Do agents spend more time/attention with clients who are moneymakers?
What should a lower echelon earner expect? I don’t make my agent much money and I understand that effort may be commensurate with earning. This agent sold a book of mine and I do appreciate that but I think it didn’t bring in as much money as was expected.
Now with my second ms I feel ghosted. It’s been two years and no updates of where it has been sent and the response, although I have nudged every six months or so. Is this typical behavior? I really don’t want to go back out into the cruel agent seeking world, but I’m wondering if it is time to do so. But is it like this everywhere?
I’m feeling discouraged. Technically my contract was only for book one, so I could get free if I wanted. I now have a third ms but I’m not getting any younger and don’t want to wait years on this one too.
You actually have two separate questions here.
One is how agents prioritize their time.
The other (which you didn't ask) is what the HELL is going on with your submission.
Let's address the second one first.
If you've got a book on submission, your agent must update you. It may take longer than it should (try as I might, I'm always behind on these updates). But waiting six months between nudges is letting her/him off the hook. Don't do that.
Send a firm email with a deadline.
It reads like this:
Dear Agent Slackerpuss,
Please send me a list of where my manuscript has been submitted and to whom, with any replies received.

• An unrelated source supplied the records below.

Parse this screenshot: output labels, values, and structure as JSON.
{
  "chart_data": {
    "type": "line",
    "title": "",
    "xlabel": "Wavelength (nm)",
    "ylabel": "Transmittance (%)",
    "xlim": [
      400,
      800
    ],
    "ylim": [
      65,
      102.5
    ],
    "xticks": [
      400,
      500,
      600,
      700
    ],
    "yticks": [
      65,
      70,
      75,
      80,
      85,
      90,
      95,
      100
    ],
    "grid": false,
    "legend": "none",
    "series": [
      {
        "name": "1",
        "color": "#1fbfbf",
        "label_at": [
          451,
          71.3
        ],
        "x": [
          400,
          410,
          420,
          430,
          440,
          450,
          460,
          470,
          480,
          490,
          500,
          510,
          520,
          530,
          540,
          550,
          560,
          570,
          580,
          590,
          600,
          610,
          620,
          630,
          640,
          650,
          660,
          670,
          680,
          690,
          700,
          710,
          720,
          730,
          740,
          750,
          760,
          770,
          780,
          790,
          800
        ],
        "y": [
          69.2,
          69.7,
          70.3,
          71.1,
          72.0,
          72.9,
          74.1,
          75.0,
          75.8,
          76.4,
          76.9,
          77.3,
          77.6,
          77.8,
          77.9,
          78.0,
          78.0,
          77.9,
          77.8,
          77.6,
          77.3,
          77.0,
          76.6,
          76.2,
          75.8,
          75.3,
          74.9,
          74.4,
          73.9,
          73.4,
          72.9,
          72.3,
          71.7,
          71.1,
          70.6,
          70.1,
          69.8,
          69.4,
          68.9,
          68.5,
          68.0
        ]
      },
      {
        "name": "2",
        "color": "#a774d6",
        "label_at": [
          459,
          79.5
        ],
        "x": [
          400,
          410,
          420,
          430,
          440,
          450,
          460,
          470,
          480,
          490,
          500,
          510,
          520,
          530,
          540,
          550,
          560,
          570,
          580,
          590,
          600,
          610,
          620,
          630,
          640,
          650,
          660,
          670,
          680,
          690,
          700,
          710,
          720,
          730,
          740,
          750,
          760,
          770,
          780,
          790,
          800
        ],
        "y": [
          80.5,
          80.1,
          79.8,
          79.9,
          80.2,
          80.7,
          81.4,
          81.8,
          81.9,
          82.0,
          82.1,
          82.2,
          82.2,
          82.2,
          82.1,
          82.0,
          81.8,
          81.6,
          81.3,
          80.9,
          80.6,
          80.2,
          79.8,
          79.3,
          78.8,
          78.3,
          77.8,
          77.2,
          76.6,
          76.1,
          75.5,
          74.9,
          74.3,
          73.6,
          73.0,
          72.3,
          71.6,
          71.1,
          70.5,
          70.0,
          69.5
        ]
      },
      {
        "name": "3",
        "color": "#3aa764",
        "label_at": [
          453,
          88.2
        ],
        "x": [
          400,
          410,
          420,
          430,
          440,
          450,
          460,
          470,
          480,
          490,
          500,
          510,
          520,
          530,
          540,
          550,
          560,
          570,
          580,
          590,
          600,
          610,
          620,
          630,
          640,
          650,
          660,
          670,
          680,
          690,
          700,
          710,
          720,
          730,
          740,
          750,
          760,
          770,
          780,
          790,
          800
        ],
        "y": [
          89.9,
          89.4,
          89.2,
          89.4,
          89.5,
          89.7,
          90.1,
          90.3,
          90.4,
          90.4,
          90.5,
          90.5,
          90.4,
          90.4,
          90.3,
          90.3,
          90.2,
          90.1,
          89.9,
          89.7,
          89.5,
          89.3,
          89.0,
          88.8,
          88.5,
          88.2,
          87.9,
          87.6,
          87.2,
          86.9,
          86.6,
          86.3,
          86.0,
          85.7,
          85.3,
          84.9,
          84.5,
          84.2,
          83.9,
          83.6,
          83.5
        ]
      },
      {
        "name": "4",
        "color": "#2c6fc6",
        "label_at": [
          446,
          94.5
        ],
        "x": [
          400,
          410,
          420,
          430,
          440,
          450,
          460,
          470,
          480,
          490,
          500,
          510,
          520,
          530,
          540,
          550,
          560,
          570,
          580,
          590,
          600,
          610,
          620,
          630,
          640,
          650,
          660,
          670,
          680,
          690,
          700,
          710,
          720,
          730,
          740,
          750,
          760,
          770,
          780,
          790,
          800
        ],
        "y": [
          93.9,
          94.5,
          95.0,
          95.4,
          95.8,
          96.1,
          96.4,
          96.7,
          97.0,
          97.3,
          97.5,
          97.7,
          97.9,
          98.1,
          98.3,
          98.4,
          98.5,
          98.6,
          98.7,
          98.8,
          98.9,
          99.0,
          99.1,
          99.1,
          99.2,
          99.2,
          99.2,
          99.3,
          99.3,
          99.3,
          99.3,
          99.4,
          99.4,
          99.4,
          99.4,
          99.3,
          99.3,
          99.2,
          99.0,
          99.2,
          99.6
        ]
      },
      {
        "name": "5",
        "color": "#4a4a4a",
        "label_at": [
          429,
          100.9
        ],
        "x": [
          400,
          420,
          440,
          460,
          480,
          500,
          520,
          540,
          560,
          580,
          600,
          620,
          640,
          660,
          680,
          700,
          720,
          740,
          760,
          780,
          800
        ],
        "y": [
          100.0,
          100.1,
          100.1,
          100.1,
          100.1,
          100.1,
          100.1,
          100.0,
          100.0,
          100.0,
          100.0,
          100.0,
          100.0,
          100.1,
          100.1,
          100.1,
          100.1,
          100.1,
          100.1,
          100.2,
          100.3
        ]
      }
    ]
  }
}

Please send this to me by close of business on (date).
If s/he doesn't respond, call her.
This is YOUR CAREER!
This is your work.
You wouldn't let your dog sitter keep your dog with no updates for a week! Your manuscript deserves at least the same care and feeding.
Also, YOU MUST HAVE THIS INFO if you're going to seek new representation. While I can take on books that have been subbed, the key piece of info determining if I will is where the book has been. If you can't tell me that, it's game set match.
As to the question of how agents prioritize: it's not by earning, it's by the urgency of the problem. A client who's on submission and thus hasn't earned anything still gets immediate attention if one of the publishers where the book is subbed makes a read and revise request.
A client whose book is out of print and hasn't earned in years finds her work plagiarized---that's a top priority.
Of course, you can see how this works most of the time: the clients who are selling (and thus earning) often have many more problems than clients who are on submission, or tucked away in the archives researching the price of rice in Shanghai in 1282.
Thus, submission updates tend to come lower on the priority list. Sub lists aren't a problem; updates aren't a problem. Yes, they need to be done, but no one will suffer (other than anxiety) if you get it Sunday instead of Thursday. That said, I'm not keen on causing my writers anxiety, so I do try to be prompt. (I fail a lot)
Lower on the priority list does NOT mean six months of silence. Even when I've been Agent Slackerpuss, a client emailing with HEY, SHARKFORBRAINS!!! gets pretty prompt attention.